A pewter cup struck his left knee, sharp enough to make him start, and as the cup chimed like a muted bell while it rolled on the floor at his feet, Arathan looked across to glare at Gothos.
‘More tea,’ said the Lord of Hate from his chair at the desk.
Arathan rose.
‘And less angst,’ Gothos added. ‘Make hasty your flight from certainty, Arathan, so you can stumble the sooner into our aged, witless unknowing. I am tempted to curse you as in a child’s tale, giving you a sleep centuries long, during which you gather like dust useful revelations.’
Arathan set the pot back on to the embers. ‘Such as, lord?’

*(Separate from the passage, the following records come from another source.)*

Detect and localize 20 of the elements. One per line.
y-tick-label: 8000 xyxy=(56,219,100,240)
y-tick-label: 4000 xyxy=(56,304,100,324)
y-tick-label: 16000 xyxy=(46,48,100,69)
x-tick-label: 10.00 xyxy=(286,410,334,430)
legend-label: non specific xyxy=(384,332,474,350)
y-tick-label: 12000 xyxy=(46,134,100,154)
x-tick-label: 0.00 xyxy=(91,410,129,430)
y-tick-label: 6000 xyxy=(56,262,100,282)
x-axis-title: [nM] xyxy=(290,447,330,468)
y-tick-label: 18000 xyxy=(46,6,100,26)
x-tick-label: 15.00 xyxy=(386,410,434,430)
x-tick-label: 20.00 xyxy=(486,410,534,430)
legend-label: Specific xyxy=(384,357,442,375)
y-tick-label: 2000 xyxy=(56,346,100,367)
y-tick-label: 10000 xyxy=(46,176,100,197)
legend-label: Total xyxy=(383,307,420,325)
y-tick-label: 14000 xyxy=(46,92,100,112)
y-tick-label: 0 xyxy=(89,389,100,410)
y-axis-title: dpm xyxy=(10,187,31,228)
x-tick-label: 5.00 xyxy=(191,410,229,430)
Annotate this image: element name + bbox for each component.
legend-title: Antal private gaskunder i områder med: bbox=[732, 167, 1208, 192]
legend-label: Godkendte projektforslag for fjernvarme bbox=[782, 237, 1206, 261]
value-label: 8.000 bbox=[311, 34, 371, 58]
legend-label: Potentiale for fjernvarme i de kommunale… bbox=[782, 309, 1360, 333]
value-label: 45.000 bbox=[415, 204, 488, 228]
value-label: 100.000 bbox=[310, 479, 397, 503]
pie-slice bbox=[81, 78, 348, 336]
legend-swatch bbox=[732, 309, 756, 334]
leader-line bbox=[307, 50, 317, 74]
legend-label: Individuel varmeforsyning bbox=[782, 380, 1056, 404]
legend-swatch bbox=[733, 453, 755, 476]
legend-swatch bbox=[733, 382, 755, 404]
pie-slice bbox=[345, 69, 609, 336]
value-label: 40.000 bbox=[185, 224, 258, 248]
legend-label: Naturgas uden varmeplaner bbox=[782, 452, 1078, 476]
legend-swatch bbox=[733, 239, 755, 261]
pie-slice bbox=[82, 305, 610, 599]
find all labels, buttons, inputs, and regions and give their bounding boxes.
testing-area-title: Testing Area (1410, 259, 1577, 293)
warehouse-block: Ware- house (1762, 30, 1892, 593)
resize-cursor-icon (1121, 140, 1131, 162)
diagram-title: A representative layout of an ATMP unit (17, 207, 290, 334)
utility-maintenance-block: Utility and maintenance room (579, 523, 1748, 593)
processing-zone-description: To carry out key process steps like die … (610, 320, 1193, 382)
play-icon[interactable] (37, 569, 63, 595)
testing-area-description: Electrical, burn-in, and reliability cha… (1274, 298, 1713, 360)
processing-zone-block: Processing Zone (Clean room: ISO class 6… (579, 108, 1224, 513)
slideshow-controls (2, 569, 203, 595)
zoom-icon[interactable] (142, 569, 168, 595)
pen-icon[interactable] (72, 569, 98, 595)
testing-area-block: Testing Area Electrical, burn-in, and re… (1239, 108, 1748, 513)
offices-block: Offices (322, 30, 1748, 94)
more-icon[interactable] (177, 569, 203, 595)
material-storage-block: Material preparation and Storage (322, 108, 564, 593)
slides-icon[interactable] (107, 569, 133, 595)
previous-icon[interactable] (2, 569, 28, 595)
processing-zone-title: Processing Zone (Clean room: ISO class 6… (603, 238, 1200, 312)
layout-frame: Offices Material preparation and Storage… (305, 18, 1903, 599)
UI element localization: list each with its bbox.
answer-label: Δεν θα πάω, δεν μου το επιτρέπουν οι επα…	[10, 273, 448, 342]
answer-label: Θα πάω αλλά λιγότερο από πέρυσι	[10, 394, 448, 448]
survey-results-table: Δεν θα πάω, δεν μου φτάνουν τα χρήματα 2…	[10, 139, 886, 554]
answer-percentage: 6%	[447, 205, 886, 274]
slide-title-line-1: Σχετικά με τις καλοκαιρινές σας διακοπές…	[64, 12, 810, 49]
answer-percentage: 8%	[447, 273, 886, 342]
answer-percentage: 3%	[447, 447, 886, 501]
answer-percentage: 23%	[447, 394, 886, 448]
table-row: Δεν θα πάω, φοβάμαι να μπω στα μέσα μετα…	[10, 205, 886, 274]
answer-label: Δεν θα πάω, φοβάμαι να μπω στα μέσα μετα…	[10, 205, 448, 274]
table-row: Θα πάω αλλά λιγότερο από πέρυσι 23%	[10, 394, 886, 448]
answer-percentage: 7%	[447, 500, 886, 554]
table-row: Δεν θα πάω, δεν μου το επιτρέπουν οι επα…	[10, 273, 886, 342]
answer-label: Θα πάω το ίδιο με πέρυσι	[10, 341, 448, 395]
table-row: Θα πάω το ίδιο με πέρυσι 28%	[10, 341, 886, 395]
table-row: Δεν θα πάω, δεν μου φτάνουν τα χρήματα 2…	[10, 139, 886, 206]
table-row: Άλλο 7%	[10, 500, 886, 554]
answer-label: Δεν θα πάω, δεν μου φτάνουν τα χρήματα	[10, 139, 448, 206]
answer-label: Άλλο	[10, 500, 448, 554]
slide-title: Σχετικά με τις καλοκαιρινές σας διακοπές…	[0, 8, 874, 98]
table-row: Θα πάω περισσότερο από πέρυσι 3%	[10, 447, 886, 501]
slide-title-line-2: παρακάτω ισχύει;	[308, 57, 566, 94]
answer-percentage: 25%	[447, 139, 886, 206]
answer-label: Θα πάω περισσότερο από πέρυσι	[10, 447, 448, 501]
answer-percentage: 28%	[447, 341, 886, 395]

‘The young have little in their satchel, and so would make of each possession something vast. Bulky, heavy, awkward. They end up with a crowded bag indeed – or so they believe, when we look upon it and see little more than a slim purse dangling jauntily from your belt.’
‘You belittle my wounds.’
‘Cherish the sting of my dismissal, won’t you? I’ll see it fiery and swollen, inflamed and then black with rot, until all your limbs fall off. Oh, summon the Abyss, and dare it be vast enough to hold your thousand angry suns. But if mockery wounds so readily-’
‘Forgive me, lord,’ Arathan interrupted, ‘I fear the old leaves in this pot may prove bitter. Shall I sweeten what I serve you?’
‘You imagine your silence does not groan like a host of drunk bards lifting heads to the dawn?’ Gothos waved a hand. ‘The older the leaves the more subtle the flavour. But a nugget of honey wouldn’t hurt.’
‘Was it Haut who said the tusk sweetens with age, lord?’
‘Sounds more like Varandas,’ muttered Gothos. ‘The fool shits coddled babies at the sight of a lone flower sprung from between stones. On his behalf I do invite you to his company on the next maudlin night, which would be any night you choose. But I should warn you, what begins as a gentle passing between you of your sore, broken hearts will soon turn into a hoary contest of tragedies. Gird yourself to the battle of whose past wounds have cut deepest. Come morning, I’ll send someone to clean up the mess.’
Arathan collected up the cup and poured tea. He dropped a nugget of honey into it. ‘There was a stabler, on my father’s estate, who made and ate rock candy. His teeth had all rotted away.’ He strode over to set the cup down on the desktop.